Roger, over and out
Derek Williams makes another trek to the well of despair
There’s not much to be said – or indeed remembered – about my visit to the Stoop to see the Harlequins host Bath in the LV= Cup yesterday. I’m not even sure why I went, to be honest: the weather forecasters were not wrong when they predicted it was likely to get bitterly cold after lunch and I could have stayed at home and watched the match live on Sky Sports. It was not long before I began to wish I had.

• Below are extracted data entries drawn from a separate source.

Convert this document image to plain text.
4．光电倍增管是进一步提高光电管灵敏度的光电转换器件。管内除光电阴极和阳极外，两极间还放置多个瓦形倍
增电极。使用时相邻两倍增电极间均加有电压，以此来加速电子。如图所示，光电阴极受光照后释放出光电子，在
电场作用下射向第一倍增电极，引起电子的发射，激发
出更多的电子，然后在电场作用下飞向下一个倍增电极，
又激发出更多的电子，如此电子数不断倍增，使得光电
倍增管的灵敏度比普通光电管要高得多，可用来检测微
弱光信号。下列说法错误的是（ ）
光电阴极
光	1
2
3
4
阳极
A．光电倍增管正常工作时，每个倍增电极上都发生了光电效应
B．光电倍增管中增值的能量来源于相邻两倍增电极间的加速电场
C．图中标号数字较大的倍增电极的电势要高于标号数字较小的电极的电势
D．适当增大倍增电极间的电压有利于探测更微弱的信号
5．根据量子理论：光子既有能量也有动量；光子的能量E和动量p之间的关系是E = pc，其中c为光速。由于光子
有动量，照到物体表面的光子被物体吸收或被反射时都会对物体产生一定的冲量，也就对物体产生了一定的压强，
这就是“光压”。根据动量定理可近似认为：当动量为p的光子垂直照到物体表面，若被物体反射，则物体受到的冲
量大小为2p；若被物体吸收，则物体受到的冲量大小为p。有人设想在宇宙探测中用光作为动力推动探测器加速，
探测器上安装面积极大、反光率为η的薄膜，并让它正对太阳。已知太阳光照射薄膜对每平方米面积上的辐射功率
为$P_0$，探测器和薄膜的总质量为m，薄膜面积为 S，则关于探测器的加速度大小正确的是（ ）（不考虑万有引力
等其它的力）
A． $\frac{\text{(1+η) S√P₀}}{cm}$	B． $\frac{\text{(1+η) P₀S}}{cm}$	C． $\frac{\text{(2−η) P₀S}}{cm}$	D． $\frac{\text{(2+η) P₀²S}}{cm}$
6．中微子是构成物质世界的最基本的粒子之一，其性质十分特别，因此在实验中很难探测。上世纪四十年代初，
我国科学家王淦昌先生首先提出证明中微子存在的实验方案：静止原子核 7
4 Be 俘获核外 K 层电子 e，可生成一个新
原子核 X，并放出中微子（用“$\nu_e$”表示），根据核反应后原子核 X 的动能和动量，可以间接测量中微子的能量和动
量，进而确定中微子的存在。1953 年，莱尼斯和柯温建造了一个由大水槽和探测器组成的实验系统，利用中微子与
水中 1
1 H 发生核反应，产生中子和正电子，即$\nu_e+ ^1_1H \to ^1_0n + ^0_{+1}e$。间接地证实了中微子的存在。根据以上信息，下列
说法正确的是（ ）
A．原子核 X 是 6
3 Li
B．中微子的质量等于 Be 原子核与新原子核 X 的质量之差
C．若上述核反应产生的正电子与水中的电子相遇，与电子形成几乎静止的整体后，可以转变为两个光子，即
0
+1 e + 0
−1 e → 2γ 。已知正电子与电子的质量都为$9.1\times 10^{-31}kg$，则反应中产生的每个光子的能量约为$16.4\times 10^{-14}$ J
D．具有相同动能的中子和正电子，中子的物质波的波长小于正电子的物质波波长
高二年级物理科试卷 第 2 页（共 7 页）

Given our ignominious exit from the Rugby Champions Cup last weekend, commented Terry (my next seat season ticket holder) in hangdog fashion as he sat down, did I realise that, unless we won this competition and/or completed an even more epic run of victories in the Premiership than last year’s to squeeze into the top four play-offs, Quins’ 2014-2015 season would effectively be over?
It is now.
The LV=Cup is the one for the second team and the kids and – in the good times – it can be a harbinger of great things to come. In our days of yore – three, maybe four, seasons ago and fading into the distance – we won it at a canter with a team whose average age must have been about 23 or 24.
That was then. Since those far-off wonders we have fallen off the pace of general Premiership development, whilst Bath’s deep-pocketed and driven owner Bruce Craig has bought himself a club infrastructure, coaching team and squad quite capable of restoring the club to its glory days. Their academy is no slouch, either.
After the dross and disappointments of the last five months I don’t think those around me were anticipating anything other than what we received yesterday. The off-loading game that Quins likes to play feeds off confidence as much as anything and, to our jaded eyes in the stands, the match-day squad seemed infected with a deflated air of ‘going through the motions’ even as it warmed up.
I cannot help it, I get a sense of dread whenever the opposition seem taller and wider than our lads – and yesterday Bath certainly gave that impression. From the very first scrum, they destroyed our callow pack in the tight … and the writing was on the wall. We were marmalised from pillar to post, conceding not only penalties like confetti, at scrum-time but – to cap it all – even a penalty try at one point.
I keep repeating this, but the old adage “Forwards decided who wins a game of rugby, the backs by how much” is seldom proved wrong.
It wasn’t yesterday. Against all odds, with the clock going into overtime, Quins were somehow still leading 21-20 but under severe pressure, rarely able to break out from our 22. Then suddenly the Welsh referee took a hand and awarded what (to the home crowd in the stands) was an inexplicable penalty to Bath in front of our posts – and that was that.
Defeat, exit from the Cup … goodbye to the season … a trudge to my car, home by a quarter past five to a mug of tea and a crumpet smeared with butter and marmite … an instant decision not to bother to watch my recording of the Sky Sports live coverage … and a stupefied hour spent watching Harry Hill’s You’ve Been Framed (for want of anything better to do) before awarding myself my first consolation stiff gin & tonic of the evening.